Jump ahead to January 2012: According to journalist Sebastian Rotella, Iranian and Venezuelan officials held a secret meeting at which "Venezuelan spymasters agreed to provide systematic help to Iran with intelligence infrastructure such as arms, identification documents, bank accounts, and pipelines for moving operatives and equipment between Iran and Latin America." Iranian and Hezbollah operatives are already highly active in the notorious Tri-Border Area (TBA)—formed by the intersection of Argentina, Brazil, and Paraguay—which has long been a haven for all sorts of criminals, and is home to a relatively large Lebanese population. "Since 2006," notes a recent Congressional Research Service report, "the Treasury Department has sanctioned over a dozen individuals and several entities in the TBA for providing financial support to Hezbollah leadership in Lebanon."

It's also worth recalling a few news items that haven't received nearly enough attention in the American media. In October 2006, a pair of explosive devices were discovered close to the U.S. embassy in Caracas. Shortly thereafter, a group declaring itself "Hezbollah Latin America" claimed responsibility for planting the bombs, and vowed to launch more attacks in the future. We still don't know much about this group, or its capabilities, but we do know that Hezbollah has been  expanding its operations in Latin America, including its recruitment efforts and its ties to drug cartels.

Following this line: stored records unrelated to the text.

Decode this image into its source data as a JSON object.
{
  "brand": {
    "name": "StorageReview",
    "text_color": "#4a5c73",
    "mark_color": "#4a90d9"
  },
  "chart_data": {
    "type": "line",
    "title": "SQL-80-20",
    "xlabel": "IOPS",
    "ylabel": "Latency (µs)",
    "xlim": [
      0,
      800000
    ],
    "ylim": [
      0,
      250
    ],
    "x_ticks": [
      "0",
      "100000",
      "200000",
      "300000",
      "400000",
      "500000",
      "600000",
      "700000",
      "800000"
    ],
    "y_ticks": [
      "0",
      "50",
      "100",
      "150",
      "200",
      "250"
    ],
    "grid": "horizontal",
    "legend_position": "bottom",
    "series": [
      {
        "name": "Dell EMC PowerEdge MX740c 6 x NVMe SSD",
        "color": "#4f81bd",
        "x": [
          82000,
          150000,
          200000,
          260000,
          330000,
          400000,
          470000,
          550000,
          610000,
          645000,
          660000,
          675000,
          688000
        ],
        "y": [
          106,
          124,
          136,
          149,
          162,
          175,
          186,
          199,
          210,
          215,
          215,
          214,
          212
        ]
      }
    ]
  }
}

The case of Mexican national Jameel Nasr is especially disturbing. Arrested by Mexican officials in Tijuana in 2010, Nasr was apparently part of a Hezbollah-directed terror apparatus. According to a Kuwaiti newspaper account cited by Wall Street Journal columnist Bret Stephens, Nasr, who frequently visited Lebanon, was trying to establish "a logistics infrastructure of Mexican citizens of Shiite Lebanese descent that will form a base in South America and the United States to carry out operations against Israeli and Western targets." He aroused suspicion among Mexican authorities with his "long visit to Venezuela in mid-2008," a trip that was aimed at "building a network for Hezbollah and the Iranian Revolutionary Guard."

In other words, we have compelling evidence that Iran and Hezbollah have built—and are still building—a lethal operational structure in the Western Hemisphere. The Obama administration may not want to "over-dramatize" the issue (in the words of Miami Herald columnist Andres Oppenheimer), but it cannot pretend the threat doesn't exist.